Not a week ago I smiled to myself in the car and thought, “I am over John Hart”. I really felt like I was and I really feel like I am. I love that son of a bitch more than I could ever begin to describe, but I don’t get down like I did. I don’t feel like I did. On the anniversary of his death, all I could think was, “Am I sad he’s dead or am I sad I don’t feel the way I used to feel about it anymore?” Well, One facebook post changed that pretty quickly. I saw that “members of” and realized what it was. I used to be in Takes Manhattan and now I am in Triple Deke. Sure, I USED to be in Five Star Fracture, but that had to end. It shouldn’t have ever ended, but, at the time, it had to. But Takes Manhattan was fucking ripped right out of my hands. I never had a chance to say goodbye to Takes Manhattan. I never had a chance to make my peace with Takes Manhattan. I finally feel like I have had that chance with John, but I never got that chance with “The ‘Hat”.

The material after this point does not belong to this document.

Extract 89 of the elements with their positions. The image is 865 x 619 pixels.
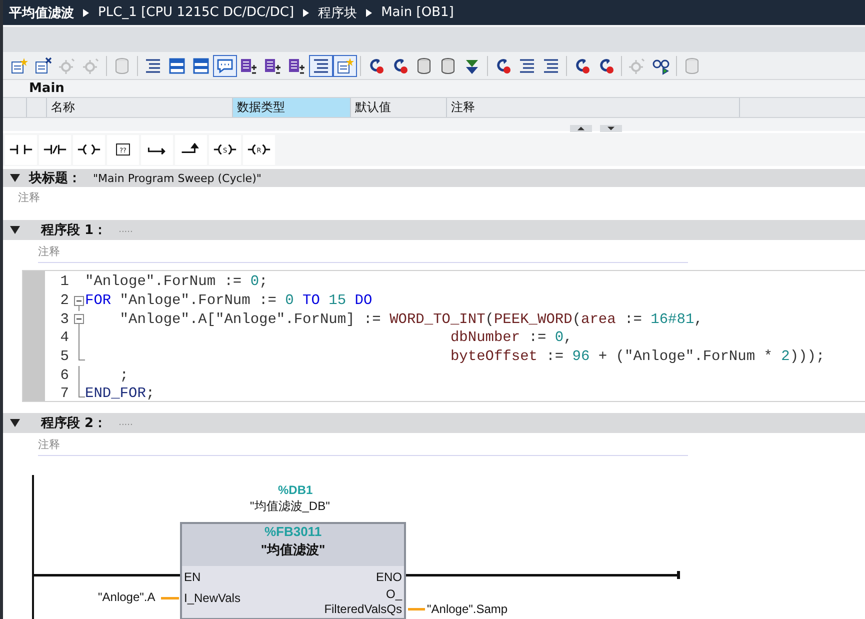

This all kind of hit me at once. I wanted to tell people about it before I was tagged in anything, but I had no clue what to say. So I pretty much said, ‘I don’t know what to say’. It was rambling and awful (not unlike most things I write) but I meant it (not unlike most things I write). The only thing I wanted to get across was how much it would mean to me to see some of my friends who were there then, here now. I’m not sure I even succeeded at that, unfortuantely. But this first show could be the last show. Trust me. I know it too well. Things happen, everything falls apart.

I’ve often thought about what it would mean to me to play another show in front of anyone again. I thought I might cry my eyes out. I thought I might scream. I thought it might not affect me in anyway. I really don’t know. I’ve thought about what I would wear, I’ve thought about what we would sound like, how people would react, how it would be the worst and how it would be the best. I’ve thought about looking up and not seeing John.

But I never thought about how much seeing it in print, confirmed for the world to see, would mean to me. I never thought about how I would really enjoy making music with dudes the way I enjoyed it with John. I never thought I’d be a part of something like this again. But I guess here we are.

On July 2nd, 2009, John Hart and Takes Manhattan died. A few weeks later I sold my drum kit and figured I’d never play drums by myself again, let alone with friends, in front of a crowd.

 

On September 22nd, 2016, I am going to play a punk rock show in front of people again, barring any last minute changes, cancellations, stage fright, whatever. I have no idea what I will feel then, but I know it’s for the best. I know now that I needed to get back on this horse a long time ago.

Words can’t really describe how much I am looking forward to it. If you’re there (and you should be, please) come talk to me like the good old days. I’ll cry, we’ll hug and I can move on.

Finally.

*BJ Moore is now in 2,009,124 bands since this was written. God bless him.